Die Rossplatte
In Elseck, wo die Gemeindegrenze zwischen Finkenberg und Tux verläuft, saß in der Heiligen Nacht auf dem Elsenhof der Bauer mit seinem Knecht beim Kartenspiel. Daneben wurde fleißig dem Schnaps zugesprochen, und so ist es kein Wunder, dass die beiden auf lästerliche Gedanken kamen.
"Traust dich heut' in der Geisterstund' auf die Alm?", spöttelte der Bauer. "Wenn du mir den Dreifuß aus der Kuchl bringst, kriegst eine Flasche Enzian."
"Eing'schlagn!", lachte der Knecht, den der Schnaps mutig gemacht hatte. Er setzte den Hut auf, nahm den Bergstock und ging.
Als er auf der Alm ankam und die Hüttentür öffnen wollte,
spürte er einen Widerstand. Ein Tritt mit dem Fuß, der Tür
gab's einen Ruck, dann steckte sie wieder.
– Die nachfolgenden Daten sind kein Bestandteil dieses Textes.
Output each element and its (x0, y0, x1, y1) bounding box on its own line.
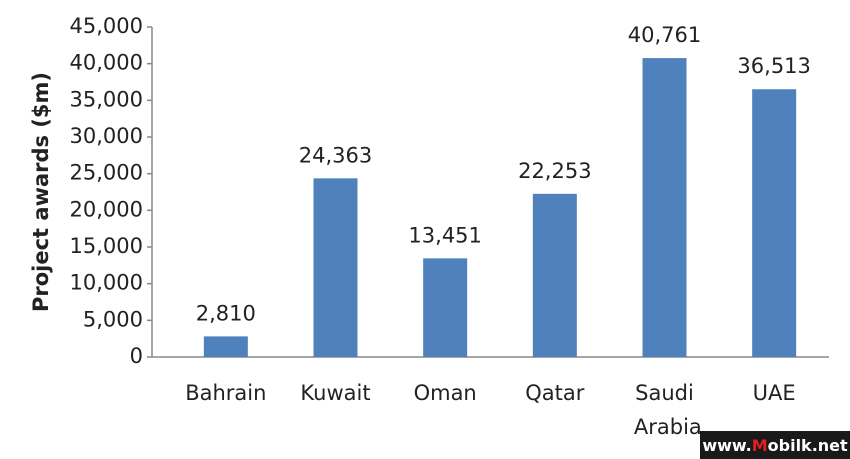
y-tick-label: 5,000 (83, 307, 143, 331)
y-axis-title: Project awards ($m) (29, 72, 53, 312)
y-tick-label: 40,000 (70, 51, 143, 75)
value-label: 22,253 (518, 159, 591, 183)
bar (532, 193, 577, 357)
bar (642, 58, 687, 357)
bar (752, 89, 797, 357)
value-label: 40,761 (628, 23, 701, 47)
y-tick-label: 0 (130, 344, 143, 368)
bar (203, 336, 248, 357)
x-tick-label: Kuwait (300, 381, 370, 405)
watermark-bg (700, 431, 850, 459)
value-label: 13,451 (408, 223, 481, 247)
x-tick-label: UAE (753, 381, 796, 405)
bar (313, 178, 358, 357)
value-label: 2,810 (196, 301, 256, 325)
y-tick-label: 15,000 (70, 234, 143, 258)
value-label: 36,513 (737, 54, 810, 78)
bar (423, 258, 468, 357)
x-tick-label: Bahrain (185, 381, 266, 405)
y-tick-label: 30,000 (70, 124, 143, 148)
y-tick-label: 25,000 (70, 161, 143, 185)
y-tick-label: 45,000 (70, 14, 143, 38)
y-tick-label: 10,000 (70, 271, 143, 295)
watermark: www.Mobilk.net (702, 436, 848, 455)
x-tick-label: Saudi Arabia (627, 381, 702, 439)
x-tick-label: Oman (414, 381, 477, 405)
x-tick-label: Qatar (525, 381, 585, 405)
y-tick-label: 35,000 (70, 87, 143, 111)
value-label: 24,363 (299, 143, 372, 167)
y-tick-label: 20,000 (70, 197, 143, 221)
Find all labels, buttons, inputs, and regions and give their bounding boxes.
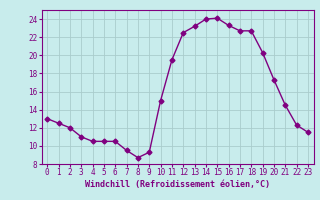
- X-axis label: Windchill (Refroidissement éolien,°C): Windchill (Refroidissement éolien,°C): [85, 180, 270, 189]
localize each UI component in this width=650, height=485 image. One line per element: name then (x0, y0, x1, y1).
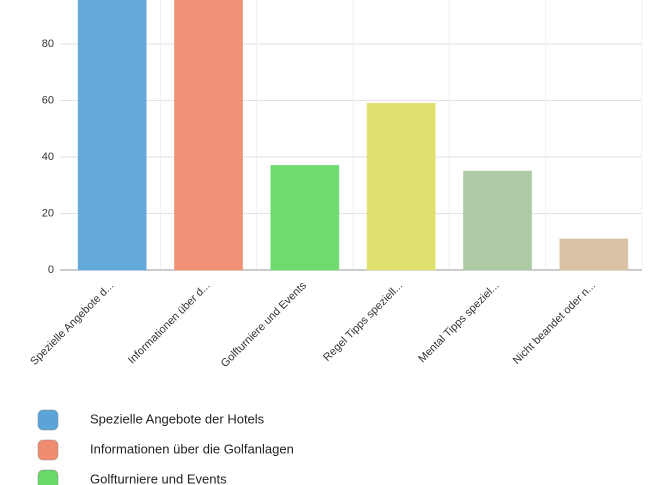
legend-label: Informationen über die Golfanlagen (90, 441, 294, 456)
legend-label: Spezielle Angebote der Hotels (90, 411, 265, 426)
legend-swatch (37, 469, 59, 485)
y-tick-label: 0 (48, 264, 54, 276)
bar (366, 102, 436, 271)
legend-label: Golfturniere und Events (90, 471, 227, 485)
bar (559, 238, 629, 271)
bar (270, 164, 340, 271)
y-tick-label: 40 (42, 151, 54, 163)
x-tick-label: Mental Tipps speziel... (416, 280, 501, 365)
x-tick-label: Regel Tipps speziell... (321, 280, 405, 364)
x-tick-label: Nicht beandet oder n... (511, 280, 598, 367)
x-tick-label: Golfturniere und Events (219, 279, 310, 370)
y-tick-label: 20 (42, 207, 54, 219)
bar (174, 0, 243, 271)
legend-swatch (37, 439, 59, 461)
legend: Spezielle Angebote der Hotels Information… (37, 409, 294, 485)
bar (463, 170, 532, 271)
y-tick-label: 60 (42, 94, 54, 106)
legend-swatch (37, 409, 59, 431)
bar (77, 0, 147, 271)
y-tick-label: 80 (42, 38, 54, 50)
x-tick-label: Spezielle Angebote d... (28, 280, 116, 368)
x-tick-label: Informationen über d... (126, 280, 213, 367)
Als der Knecht durch den Spalt
schaute, sah er ein schwarzes Ross, das auf dem Boden lag und sich gegen
die Tür stemmte. Ganz umsonst wollte er den Weg aber nicht gemacht
haben. Also ging der Knecht um die Hütte herum, drückte das
Fenster ein, hinter dem er den Herd wusste, griff sich den eisernen Dreifuß
und machte sich auf und davon. In diesem Augenblick schlug Feuer aus dem
Hüttendach. Aus den Flammen sprang das wilde Pferd, nun selbst feurig
geworden. Der Knecht erreichte noch eine Felsplatte, dann hatte ihn das
Ross eingeholt, es bäumte sich auf und zermalmte den Frevler unter
seinen Hufen. In der Heiligen Nacht geht nämlich kein Christenmensch
aus dem Haus - außer zur Mette. Auf jener Felsplatte sind seit damals
die Eindrücke riesiger Pferdehufe zu sehen, und darum heißt
sie bis auf den heutigen Tag "Roßplatte".
Quelle: Hifalan & Hafalan, Sagen aus dem Zillertal, Erich Hupfauf, Hall in Tirol, 2000, S. 130f.